Edwards' prosecutors grant former mistress immunity
Posted March 15, 2012
Greensboro, N.C. — Federal prosecutors on Thursday granted John Edwards' former mistress immunity from criminal charges for anything she says on the witness stand during the former Democratic presidential candidate's upcoming trial.
Edwards faces six criminal counts related to alleged campaign finance violations for using nearly $1 million from two wealthy donors to hide Rielle Hunter, who was pregnant with Edwards' child, during his 2008 campaign. He has pleaded not guilty, claiming that the money was a gift and not campaign contributions.
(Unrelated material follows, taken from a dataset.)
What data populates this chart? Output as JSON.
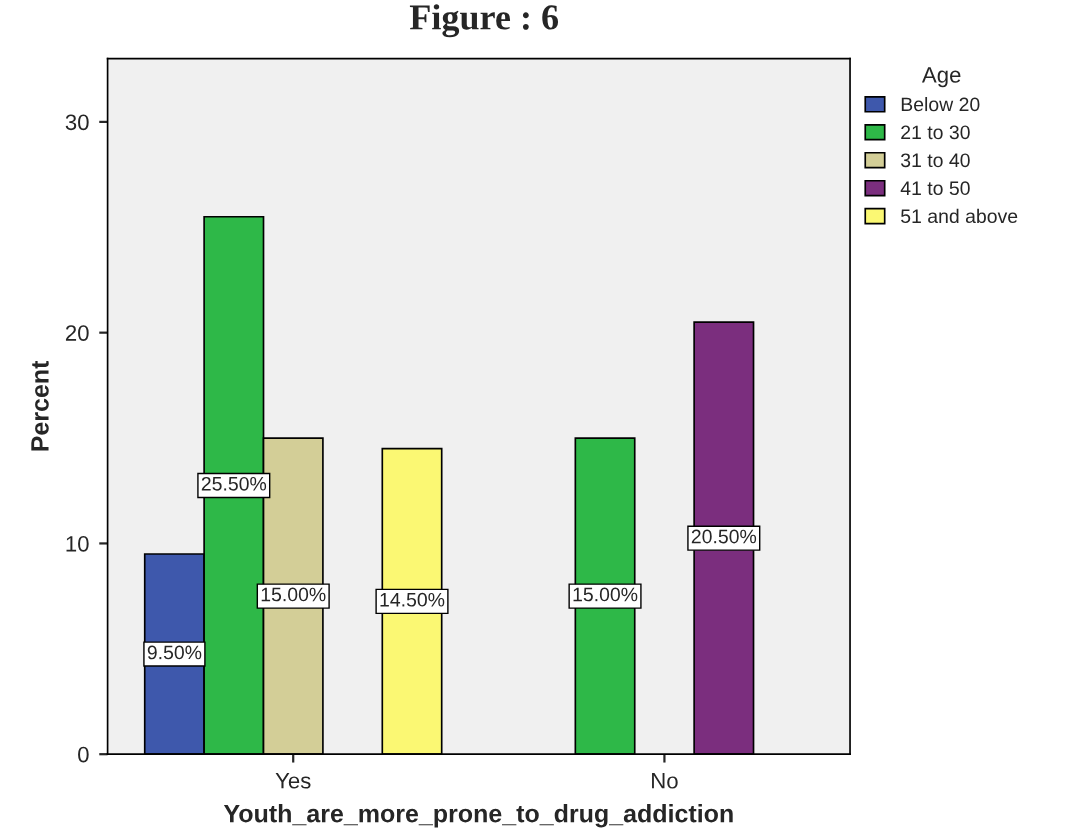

Jury selection is to begin April 12, and prosecutors say it's possible Hunter will be asked to testify.
U.S. District Judge Catherine Eagles ruled Thursday that two of Edwards' attorneys who represented Hunter in a civil suit cannot cross-examine her if prosecutors call her as a witness.
Under the agreement offered by the government, Hunter cannot be held criminally liable for any actions she testifies to as long as she's truthful.
Prosecutors had challenged the addition of Alan Duncan and Allison Van Laningham to Edwards' defense team, alleging a conflict of interest.
The pair represented Hunter in her civil lawsuit against former Edwards aide Andrew Young over items she said Young and his wife took from her, including a purported videotape showing Edwards and Hunter engaged in sex.
Young and Hunter settled the suit last month, and the settlement called for the sex tape to be destroyed.
Both Edwards and Hunter said there would be no conflict of interest, and Eagles said Duncan and Van Laningham could represent Edwards.
The judge also allowed Charlotte attorney Jim Cooney, who has represented Edwards since early in the federal investigation, to withdraw from the case.